NN-VVC: Versatile Video Coding boosted by self-supervisedly learned image coding for machines

The recent progress in artificial intelligence has led to an ever-increasing usage of images and videos by machine analysis algorithms, mainly neural networks. Nonetheless, compression, storage and transmission of media have traditionally been designed considering human beings as the viewers of the content. Recent research on image and video coding for machine analysis has progressed mainly in two almost orthogonal directions. The first is represented by end-to-end (E2E) learned codecs which, while offering high performance on image coding, are not yet on par with state-of-the-art conventional video codecs and lack interoperability. The second direction considers using the Versatile Video Coding (VVC) standard or any other conventional video codec (CVC) together with pre- and post-processing operations targeting machine analysis. While the CVC-based methods benefit from interoperability and broad hardware and software support, the machine task performance is often lower than the desired level, particularly in low bitrates. This paper proposes a hybrid codec for machines called NN-VVC, which combines the advantages of an E2E-learned image codec and a CVC to achieve high performance in both image and video coding for machines. Our experiments show that the proposed system achieved up to -43.20% and -26.8% Bj{\o}ntegaard Delta rate reduction over VVC for image and video data, respectively, when evaluated on multiple different datasets and machine vision tasks. To the best of our knowledge, this is the first research paper showing a hybrid video codec that outperforms VVC on multiple datasets and multiple machine vision tasks.
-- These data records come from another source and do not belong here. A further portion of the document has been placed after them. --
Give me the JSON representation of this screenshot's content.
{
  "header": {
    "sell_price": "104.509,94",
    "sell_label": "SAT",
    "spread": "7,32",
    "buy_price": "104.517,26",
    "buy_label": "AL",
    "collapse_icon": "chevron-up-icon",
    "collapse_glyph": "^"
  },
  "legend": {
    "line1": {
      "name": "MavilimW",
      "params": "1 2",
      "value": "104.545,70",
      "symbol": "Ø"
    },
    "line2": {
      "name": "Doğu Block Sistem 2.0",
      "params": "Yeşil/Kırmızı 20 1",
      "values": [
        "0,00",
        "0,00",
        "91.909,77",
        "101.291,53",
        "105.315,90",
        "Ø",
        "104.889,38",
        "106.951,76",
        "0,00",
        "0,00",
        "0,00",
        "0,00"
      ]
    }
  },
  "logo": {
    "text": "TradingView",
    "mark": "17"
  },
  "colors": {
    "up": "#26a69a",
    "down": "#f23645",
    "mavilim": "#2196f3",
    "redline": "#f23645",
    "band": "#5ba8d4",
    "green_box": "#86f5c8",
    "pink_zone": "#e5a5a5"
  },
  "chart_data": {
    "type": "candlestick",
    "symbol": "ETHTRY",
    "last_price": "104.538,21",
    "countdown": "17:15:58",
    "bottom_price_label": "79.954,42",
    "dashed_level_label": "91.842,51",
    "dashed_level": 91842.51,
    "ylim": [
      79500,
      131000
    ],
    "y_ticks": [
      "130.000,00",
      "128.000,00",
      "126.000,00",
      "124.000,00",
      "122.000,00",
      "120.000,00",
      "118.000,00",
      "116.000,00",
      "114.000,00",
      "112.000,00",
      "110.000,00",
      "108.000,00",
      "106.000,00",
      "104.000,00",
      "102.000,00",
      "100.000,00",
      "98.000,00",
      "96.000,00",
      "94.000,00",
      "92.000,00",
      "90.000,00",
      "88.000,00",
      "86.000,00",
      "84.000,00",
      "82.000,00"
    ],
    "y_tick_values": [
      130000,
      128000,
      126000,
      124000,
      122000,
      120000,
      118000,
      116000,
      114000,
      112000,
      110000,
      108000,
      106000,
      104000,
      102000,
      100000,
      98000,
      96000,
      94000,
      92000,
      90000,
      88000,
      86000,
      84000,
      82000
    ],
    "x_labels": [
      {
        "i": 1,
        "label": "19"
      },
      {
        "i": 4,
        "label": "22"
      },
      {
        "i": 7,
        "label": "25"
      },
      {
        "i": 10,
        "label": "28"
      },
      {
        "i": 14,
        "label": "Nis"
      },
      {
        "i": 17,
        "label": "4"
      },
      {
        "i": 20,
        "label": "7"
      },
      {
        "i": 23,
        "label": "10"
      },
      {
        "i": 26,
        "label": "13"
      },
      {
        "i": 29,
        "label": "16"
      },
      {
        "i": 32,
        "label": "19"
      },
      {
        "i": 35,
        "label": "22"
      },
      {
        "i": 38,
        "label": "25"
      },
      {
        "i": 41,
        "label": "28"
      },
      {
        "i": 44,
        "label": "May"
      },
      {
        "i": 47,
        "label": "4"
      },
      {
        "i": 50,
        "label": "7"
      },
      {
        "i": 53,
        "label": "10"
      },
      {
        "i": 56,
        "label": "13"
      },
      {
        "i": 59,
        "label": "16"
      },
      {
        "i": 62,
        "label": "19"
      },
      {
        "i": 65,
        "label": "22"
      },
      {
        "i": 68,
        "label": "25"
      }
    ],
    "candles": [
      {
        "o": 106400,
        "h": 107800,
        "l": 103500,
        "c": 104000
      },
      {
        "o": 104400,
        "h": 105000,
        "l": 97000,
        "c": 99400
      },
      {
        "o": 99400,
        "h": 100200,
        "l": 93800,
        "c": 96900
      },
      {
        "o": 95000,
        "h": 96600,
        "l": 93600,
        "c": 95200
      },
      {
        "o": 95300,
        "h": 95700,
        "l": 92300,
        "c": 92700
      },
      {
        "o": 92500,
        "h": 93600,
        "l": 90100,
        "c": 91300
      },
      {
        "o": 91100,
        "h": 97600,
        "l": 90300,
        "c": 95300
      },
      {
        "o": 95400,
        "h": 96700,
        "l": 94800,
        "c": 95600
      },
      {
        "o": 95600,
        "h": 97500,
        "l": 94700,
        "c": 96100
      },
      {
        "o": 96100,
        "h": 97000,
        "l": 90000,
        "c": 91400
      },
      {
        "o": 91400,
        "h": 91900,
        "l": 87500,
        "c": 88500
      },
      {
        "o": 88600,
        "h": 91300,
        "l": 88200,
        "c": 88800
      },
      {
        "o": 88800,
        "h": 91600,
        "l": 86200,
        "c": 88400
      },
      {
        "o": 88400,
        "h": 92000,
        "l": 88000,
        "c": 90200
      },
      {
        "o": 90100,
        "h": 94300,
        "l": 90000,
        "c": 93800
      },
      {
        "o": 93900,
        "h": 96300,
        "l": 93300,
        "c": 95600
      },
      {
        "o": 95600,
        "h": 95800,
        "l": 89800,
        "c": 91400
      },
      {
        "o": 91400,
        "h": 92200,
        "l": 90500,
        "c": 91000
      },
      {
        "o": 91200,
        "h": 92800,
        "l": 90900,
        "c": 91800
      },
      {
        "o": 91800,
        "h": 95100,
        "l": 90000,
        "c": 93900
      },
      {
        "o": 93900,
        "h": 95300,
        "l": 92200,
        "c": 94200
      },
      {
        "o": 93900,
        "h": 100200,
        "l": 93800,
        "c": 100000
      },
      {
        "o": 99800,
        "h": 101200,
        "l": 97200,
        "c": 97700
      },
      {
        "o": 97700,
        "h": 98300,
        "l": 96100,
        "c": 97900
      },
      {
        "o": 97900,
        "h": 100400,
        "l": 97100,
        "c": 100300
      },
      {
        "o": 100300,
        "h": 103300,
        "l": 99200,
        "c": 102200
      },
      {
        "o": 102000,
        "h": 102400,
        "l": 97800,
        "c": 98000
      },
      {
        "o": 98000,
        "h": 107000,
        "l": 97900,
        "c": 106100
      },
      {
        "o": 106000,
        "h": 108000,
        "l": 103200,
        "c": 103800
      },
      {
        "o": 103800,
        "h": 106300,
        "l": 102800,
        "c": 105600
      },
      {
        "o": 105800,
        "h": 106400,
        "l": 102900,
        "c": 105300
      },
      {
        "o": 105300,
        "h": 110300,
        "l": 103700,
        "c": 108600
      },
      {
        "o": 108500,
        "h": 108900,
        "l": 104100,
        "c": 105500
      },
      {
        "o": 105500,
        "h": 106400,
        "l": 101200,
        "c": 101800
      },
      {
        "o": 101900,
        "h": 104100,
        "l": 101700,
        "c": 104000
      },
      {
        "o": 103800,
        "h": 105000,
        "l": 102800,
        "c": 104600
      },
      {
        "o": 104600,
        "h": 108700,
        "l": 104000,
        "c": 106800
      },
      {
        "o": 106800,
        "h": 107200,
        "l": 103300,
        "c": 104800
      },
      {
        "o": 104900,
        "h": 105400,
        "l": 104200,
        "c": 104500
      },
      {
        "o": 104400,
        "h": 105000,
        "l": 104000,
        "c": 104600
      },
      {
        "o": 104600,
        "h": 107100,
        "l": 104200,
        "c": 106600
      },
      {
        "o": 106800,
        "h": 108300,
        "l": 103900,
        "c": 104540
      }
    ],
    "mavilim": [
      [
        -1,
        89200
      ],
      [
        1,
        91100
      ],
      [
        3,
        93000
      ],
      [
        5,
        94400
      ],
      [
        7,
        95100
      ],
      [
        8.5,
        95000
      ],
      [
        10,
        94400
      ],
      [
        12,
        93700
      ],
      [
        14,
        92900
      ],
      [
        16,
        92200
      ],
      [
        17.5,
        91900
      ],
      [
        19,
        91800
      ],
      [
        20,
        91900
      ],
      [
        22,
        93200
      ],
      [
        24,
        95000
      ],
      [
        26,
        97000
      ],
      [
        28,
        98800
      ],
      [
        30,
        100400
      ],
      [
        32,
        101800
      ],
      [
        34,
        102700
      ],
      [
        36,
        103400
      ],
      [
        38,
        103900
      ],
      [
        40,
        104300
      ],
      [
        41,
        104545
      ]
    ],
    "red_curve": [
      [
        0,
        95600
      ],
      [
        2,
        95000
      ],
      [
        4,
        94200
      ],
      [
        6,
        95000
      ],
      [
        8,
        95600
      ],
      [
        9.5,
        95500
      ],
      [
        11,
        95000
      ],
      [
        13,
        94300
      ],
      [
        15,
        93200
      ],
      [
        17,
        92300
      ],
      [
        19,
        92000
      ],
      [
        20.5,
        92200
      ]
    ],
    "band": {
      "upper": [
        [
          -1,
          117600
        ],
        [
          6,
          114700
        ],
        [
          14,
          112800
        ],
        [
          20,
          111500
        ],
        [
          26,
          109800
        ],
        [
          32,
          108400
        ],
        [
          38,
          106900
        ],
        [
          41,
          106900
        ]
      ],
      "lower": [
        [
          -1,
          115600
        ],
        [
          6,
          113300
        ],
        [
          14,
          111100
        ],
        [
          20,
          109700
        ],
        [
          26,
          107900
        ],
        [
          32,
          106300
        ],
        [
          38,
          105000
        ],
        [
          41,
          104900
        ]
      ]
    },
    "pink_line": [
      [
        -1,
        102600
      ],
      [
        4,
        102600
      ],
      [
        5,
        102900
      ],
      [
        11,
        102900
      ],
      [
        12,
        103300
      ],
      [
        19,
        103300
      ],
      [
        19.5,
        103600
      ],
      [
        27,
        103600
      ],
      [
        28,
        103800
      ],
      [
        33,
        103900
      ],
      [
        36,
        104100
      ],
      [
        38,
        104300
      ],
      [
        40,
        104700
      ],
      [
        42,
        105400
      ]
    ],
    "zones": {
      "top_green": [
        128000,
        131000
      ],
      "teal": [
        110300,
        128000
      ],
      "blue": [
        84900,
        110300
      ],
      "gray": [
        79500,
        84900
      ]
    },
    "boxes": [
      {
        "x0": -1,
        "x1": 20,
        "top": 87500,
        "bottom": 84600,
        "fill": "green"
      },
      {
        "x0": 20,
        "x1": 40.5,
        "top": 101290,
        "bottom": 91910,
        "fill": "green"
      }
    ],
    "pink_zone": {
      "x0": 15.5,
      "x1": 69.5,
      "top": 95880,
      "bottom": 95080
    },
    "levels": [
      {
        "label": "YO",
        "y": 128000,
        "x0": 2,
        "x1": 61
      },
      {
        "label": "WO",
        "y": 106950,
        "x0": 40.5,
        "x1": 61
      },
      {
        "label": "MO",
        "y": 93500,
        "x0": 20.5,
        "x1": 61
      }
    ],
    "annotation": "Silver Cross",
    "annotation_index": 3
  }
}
翻译：人工智能的最新进展导致机器分析算法（主要是神经网络）对图像和视频的使用日益增长。然而，媒体的压缩、存储和传输传统上以人类为内容观看者来设计。当前面向机器分析的图像与视频编码研究主要在两个近乎正交的方向上推进。其一为端到端（E2E）学习型编解码器，尽管其在图像编码中表现优异，但尚未达到最先进传统视频编解码器的水平，且缺乏互操作性。其二考虑将多功能视频编码（VVC）标准或其他传统视频编解码器（CVC）与面向机器分析的前/后处理操作结合使用。虽然基于CVC的方法具备互操作性和广泛的软硬件支持优势，但机器任务性能往往低于预期水平，尤其在低码率场景下。本文提出一种名为NN-VVC的混合型机器编解码器，它融合了端到端学习型图像编解码器与CVC的优势，在面向机器的图像与视频编码中均实现了高性能。实验表明，针对多个不同数据集和机器视觉任务评估时，所提系统在图像和视频数据上分别较VVC实现了最高-43.20%和-26.8%的Bjøntegaard Delta码率节省。据我们所知，这是首个证明混合视频编解码器能在多数据集和多机器视觉任务中超越VVC的研究论文。